Phases of the moon
Portend of the storm
She exposes her neck
To the kisses of the groom
Feathers fly flight on
Drafts of downward sky
Traverse the grounds
She walks upon
Light are her steps
The union of her soul
Dismisses the gloom masters
Intent on their deaths
Her love for her groom
Exceeds the projections
And spalls the nay sayers
Prepared to exhume
Her heart when it break
In pieces it will fall
Shattered in the plumage
For he loves like a snake.
He hide and dismisses
Not hearing her gasps
Not cherishing her moans
So they gather a soft cushion
Of warm arms and sweet hugs
When he leaves her unweded
In an unsavory condition
Author's Notes/Comments:
Closed my eyes and had my mind, as if someone was there, ask how do you write a poem?
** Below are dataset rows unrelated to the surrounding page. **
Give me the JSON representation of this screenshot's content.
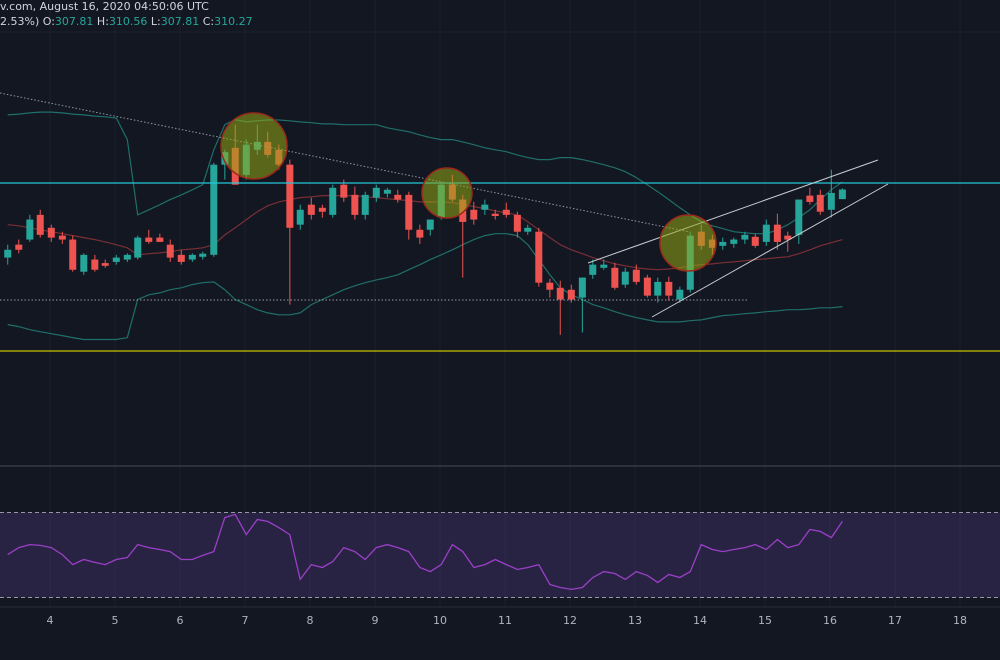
{
  "header": {
    "source": "v.com, August 16, 2020 04:50:06 UTC",
    "change": "2.53%)",
    "ohlc": [
      {
        "label": "O:",
        "value": "307.81"
      },
      {
        "label": "H:",
        "value": "310.56"
      },
      {
        "label": "L:",
        "value": "307.81"
      },
      {
        "label": "C:",
        "value": "310.27"
      }
    ]
  },
  "chart_data": {
    "type": "candlestick",
    "x": [
      3.35,
      3.52,
      3.69,
      3.85,
      4.02,
      4.19,
      4.35,
      4.52,
      4.69,
      4.85,
      5.02,
      5.19,
      5.35,
      5.52,
      5.69,
      5.85,
      6.02,
      6.19,
      6.35,
      6.52,
      6.69,
      6.85,
      7.02,
      7.19,
      7.35,
      7.52,
      7.69,
      7.85,
      8.02,
      8.19,
      8.35,
      8.52,
      8.69,
      8.85,
      9.02,
      9.19,
      9.35,
      9.52,
      9.69,
      9.85,
      10.02,
      10.19,
      10.35,
      10.52,
      10.69,
      10.85,
      11.02,
      11.19,
      11.35,
      11.52,
      11.69,
      11.85,
      12.02,
      12.19,
      12.35,
      12.52,
      12.69,
      12.85,
      13.02,
      13.19,
      13.35,
      13.52,
      13.69,
      13.85,
      14.02,
      14.19,
      14.35,
      14.52,
      14.69,
      14.85,
      15.02,
      15.19,
      15.35,
      15.52,
      15.69,
      15.85,
      16.02,
      16.19
    ],
    "ohlc": [
      [
        292.9,
        296.2,
        291.1,
        294.9
      ],
      [
        296.2,
        297.5,
        294.0,
        294.9
      ],
      [
        297.5,
        303.8,
        296.9,
        302.6
      ],
      [
        303.8,
        305.1,
        298.0,
        298.7
      ],
      [
        300.5,
        301.3,
        296.9,
        298.0
      ],
      [
        298.5,
        299.5,
        296.4,
        297.5
      ],
      [
        297.5,
        298.5,
        289.3,
        289.8
      ],
      [
        289.3,
        294.0,
        288.5,
        293.6
      ],
      [
        292.4,
        293.6,
        289.3,
        289.8
      ],
      [
        291.5,
        292.4,
        290.3,
        290.8
      ],
      [
        291.8,
        293.6,
        291.1,
        292.9
      ],
      [
        292.4,
        294.0,
        291.8,
        293.6
      ],
      [
        292.9,
        298.5,
        292.4,
        298.0
      ],
      [
        298.0,
        300.0,
        296.4,
        296.9
      ],
      [
        298.0,
        299.0,
        296.9,
        296.9
      ],
      [
        296.2,
        297.5,
        291.8,
        292.9
      ],
      [
        293.6,
        294.9,
        291.1,
        291.8
      ],
      [
        292.4,
        294.0,
        291.8,
        293.6
      ],
      [
        293.1,
        294.4,
        292.4,
        293.9
      ],
      [
        293.6,
        317.1,
        293.1,
        316.6
      ],
      [
        316.6,
        320.4,
        312.8,
        319.8
      ],
      [
        320.9,
        326.8,
        311.5,
        311.5
      ],
      [
        314.0,
        323.0,
        312.8,
        321.7
      ],
      [
        320.4,
        326.8,
        319.1,
        322.4
      ],
      [
        322.4,
        325.0,
        318.4,
        319.1
      ],
      [
        320.4,
        321.7,
        315.3,
        316.6
      ],
      [
        316.6,
        317.9,
        280.9,
        300.5
      ],
      [
        301.3,
        306.4,
        300.0,
        305.1
      ],
      [
        306.4,
        308.2,
        302.6,
        303.8
      ],
      [
        305.6,
        306.4,
        303.1,
        304.6
      ],
      [
        303.8,
        311.5,
        303.1,
        310.7
      ],
      [
        311.5,
        312.8,
        307.1,
        308.2
      ],
      [
        308.9,
        311.0,
        302.6,
        303.8
      ],
      [
        303.8,
        309.7,
        302.6,
        308.9
      ],
      [
        308.2,
        311.5,
        307.1,
        310.7
      ],
      [
        309.2,
        310.7,
        308.2,
        310.2
      ],
      [
        308.9,
        310.2,
        306.9,
        307.7
      ],
      [
        308.9,
        309.7,
        297.5,
        300.0
      ],
      [
        300.0,
        301.3,
        296.4,
        298.0
      ],
      [
        300.0,
        302.6,
        298.5,
        302.6
      ],
      [
        303.1,
        312.0,
        302.6,
        311.5
      ],
      [
        311.5,
        314.0,
        307.1,
        307.7
      ],
      [
        307.7,
        308.9,
        287.8,
        302.0
      ],
      [
        305.1,
        307.1,
        301.3,
        302.6
      ],
      [
        305.1,
        307.7,
        303.8,
        306.4
      ],
      [
        304.1,
        305.1,
        302.6,
        303.5
      ],
      [
        305.1,
        306.9,
        303.1,
        303.8
      ],
      [
        303.8,
        304.6,
        298.0,
        299.5
      ],
      [
        299.5,
        301.3,
        298.7,
        300.5
      ],
      [
        299.5,
        300.5,
        285.5,
        286.5
      ],
      [
        286.5,
        287.5,
        282.7,
        284.7
      ],
      [
        285.2,
        287.0,
        273.2,
        282.2
      ],
      [
        284.7,
        286.0,
        281.4,
        282.2
      ],
      [
        282.7,
        287.8,
        273.8,
        287.8
      ],
      [
        288.5,
        292.4,
        287.5,
        291.1
      ],
      [
        290.3,
        292.4,
        289.8,
        291.1
      ],
      [
        290.3,
        291.6,
        284.7,
        285.2
      ],
      [
        286.0,
        290.3,
        285.2,
        289.3
      ],
      [
        289.8,
        291.1,
        286.0,
        286.7
      ],
      [
        287.8,
        288.5,
        282.7,
        283.2
      ],
      [
        283.2,
        287.8,
        281.4,
        286.7
      ],
      [
        286.7,
        288.0,
        281.9,
        283.2
      ],
      [
        282.2,
        285.5,
        281.4,
        284.7
      ],
      [
        284.7,
        299.5,
        284.0,
        298.5
      ],
      [
        299.5,
        301.3,
        294.9,
        295.9
      ],
      [
        297.5,
        298.7,
        293.6,
        295.4
      ],
      [
        295.9,
        298.0,
        294.9,
        296.9
      ],
      [
        296.4,
        298.0,
        295.4,
        297.5
      ],
      [
        297.5,
        299.5,
        296.4,
        298.7
      ],
      [
        298.2,
        299.0,
        295.4,
        295.9
      ],
      [
        296.9,
        302.6,
        295.9,
        301.3
      ],
      [
        301.3,
        304.1,
        294.9,
        296.9
      ],
      [
        298.5,
        299.5,
        294.4,
        297.5
      ],
      [
        298.7,
        307.7,
        296.4,
        307.7
      ],
      [
        308.7,
        310.7,
        306.4,
        307.1
      ],
      [
        308.9,
        310.2,
        303.8,
        304.6
      ],
      [
        305.1,
        315.3,
        303.1,
        309.4
      ],
      [
        307.81,
        310.56,
        307.81,
        310.27
      ]
    ],
    "up_color": "#26a69a",
    "down_color": "#ef5350",
    "xlim": [
      3.231,
      18.615
    ],
    "xticks": [
      4,
      5,
      6,
      7,
      8,
      9,
      10,
      11,
      12,
      13,
      14,
      15,
      16,
      17,
      18
    ],
    "grid": true,
    "ylim": [
      240,
      358.6
    ],
    "overlays": [
      {
        "color": "#1f6f6a",
        "values": [
          329.3,
          329.5,
          329.8,
          330.0,
          330.0,
          329.8,
          329.5,
          329.3,
          329.0,
          328.8,
          328.5,
          323.0,
          303.8,
          305.1,
          306.4,
          307.7,
          308.9,
          310.2,
          311.5,
          320.4,
          326.8,
          328.1,
          327.5,
          327.8,
          328.0,
          328.0,
          327.8,
          327.5,
          327.3,
          327.0,
          327.0,
          326.8,
          326.8,
          326.8,
          326.8,
          326.0,
          325.5,
          325.0,
          324.2,
          323.5,
          323.0,
          323.0,
          322.4,
          321.7,
          320.9,
          320.4,
          319.9,
          319.1,
          318.4,
          317.9,
          317.9,
          318.4,
          318.4,
          317.9,
          317.3,
          316.6,
          315.8,
          314.8,
          313.3,
          311.5,
          309.7,
          307.7,
          305.6,
          303.8,
          302.0,
          301.0,
          300.3,
          299.5,
          299.2,
          299.0,
          299.0,
          300.0,
          301.3,
          303.1,
          305.1,
          307.7,
          310.2,
          312.2
        ]
      },
      {
        "color": "#7a2f35",
        "values": [
          301.3,
          301.0,
          300.5,
          300.0,
          299.5,
          299.0,
          298.5,
          298.0,
          297.5,
          296.9,
          296.2,
          295.4,
          293.6,
          293.9,
          294.1,
          294.4,
          294.9,
          295.1,
          295.4,
          296.2,
          298.7,
          300.5,
          302.6,
          304.6,
          306.1,
          307.1,
          307.7,
          308.2,
          308.4,
          308.7,
          308.7,
          308.7,
          308.7,
          308.4,
          308.2,
          307.9,
          307.7,
          307.4,
          307.1,
          307.1,
          307.1,
          306.9,
          306.4,
          305.9,
          305.4,
          304.8,
          304.3,
          303.8,
          302.0,
          300.0,
          298.0,
          296.2,
          294.9,
          293.9,
          292.9,
          292.1,
          291.3,
          290.8,
          290.3,
          290.0,
          289.8,
          290.0,
          290.3,
          290.8,
          291.1,
          291.3,
          291.6,
          291.8,
          292.1,
          292.4,
          292.6,
          292.9,
          293.1,
          293.9,
          294.9,
          295.9,
          296.7,
          297.5
        ]
      },
      {
        "color": "#1f6f6a",
        "values": [
          275.8,
          275.3,
          274.5,
          274.0,
          273.5,
          273.0,
          272.5,
          272.0,
          272.0,
          272.0,
          272.0,
          272.5,
          282.2,
          283.4,
          283.9,
          284.7,
          285.2,
          286.0,
          286.5,
          286.7,
          284.7,
          282.2,
          280.9,
          279.6,
          278.8,
          278.3,
          278.3,
          278.8,
          280.9,
          282.2,
          283.4,
          284.7,
          285.7,
          286.5,
          287.2,
          287.8,
          288.5,
          289.8,
          291.1,
          292.4,
          293.6,
          294.9,
          296.2,
          297.5,
          298.5,
          299.0,
          299.0,
          298.5,
          296.2,
          292.4,
          288.5,
          285.2,
          283.4,
          282.2,
          280.9,
          280.1,
          279.1,
          278.3,
          277.6,
          277.0,
          276.5,
          276.5,
          276.5,
          276.8,
          277.0,
          277.6,
          278.1,
          278.3,
          278.6,
          278.8,
          279.1,
          279.3,
          279.6,
          279.6,
          279.8,
          280.1,
          280.1,
          280.4
        ]
      }
    ],
    "rsi": {
      "ylim": [
        10,
        90
      ],
      "levels": [
        30,
        70
      ],
      "color": "#9b3fc8",
      "values": [
        50.2,
        53.5,
        54.9,
        54.5,
        53.5,
        50.2,
        45.5,
        47.9,
        46.5,
        45.5,
        47.9,
        48.8,
        54.9,
        53.5,
        52.6,
        51.6,
        47.9,
        47.9,
        49.8,
        51.6,
        67.6,
        69.1,
        59.6,
        66.7,
        65.8,
        62.9,
        59.6,
        38.5,
        45.5,
        44.1,
        46.9,
        53.5,
        51.6,
        47.9,
        53.5,
        54.9,
        53.5,
        51.6,
        44.1,
        42.2,
        45.5,
        54.9,
        51.6,
        44.1,
        45.5,
        47.9,
        45.5,
        43.2,
        44.1,
        45.5,
        36.1,
        34.7,
        33.8,
        34.7,
        39.4,
        42.2,
        41.3,
        38.5,
        42.2,
        40.4,
        37.1,
        40.8,
        39.4,
        42.2,
        54.9,
        52.6,
        51.6,
        52.6,
        53.5,
        54.9,
        52.6,
        57.3,
        53.5,
        54.9,
        62.0,
        61.1,
        58.2,
        65.8
      ]
    }
  }
}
I sit and find that one turn of words. Its like Woody Allen says,
“What people who don’t write don’t understand is that they think you make up the line consciously — but you don’t. It proceeds from your unconscious. So it’s the same surprise to you when it emerges..And I laugh at it, because I’m hearing it for the first time myself.”
Alternate ending
(Her love admission) Remove?
So they gather a soft cushion
Of warm arms and sweet hugs
When he leaves her unweded
In an unsavory condition
I had admonition for its cautionary meaning where admissions is but doesnt make sense
Too cutsie and limericky Does it need a resolve? I think I like it stopped short. Opinions?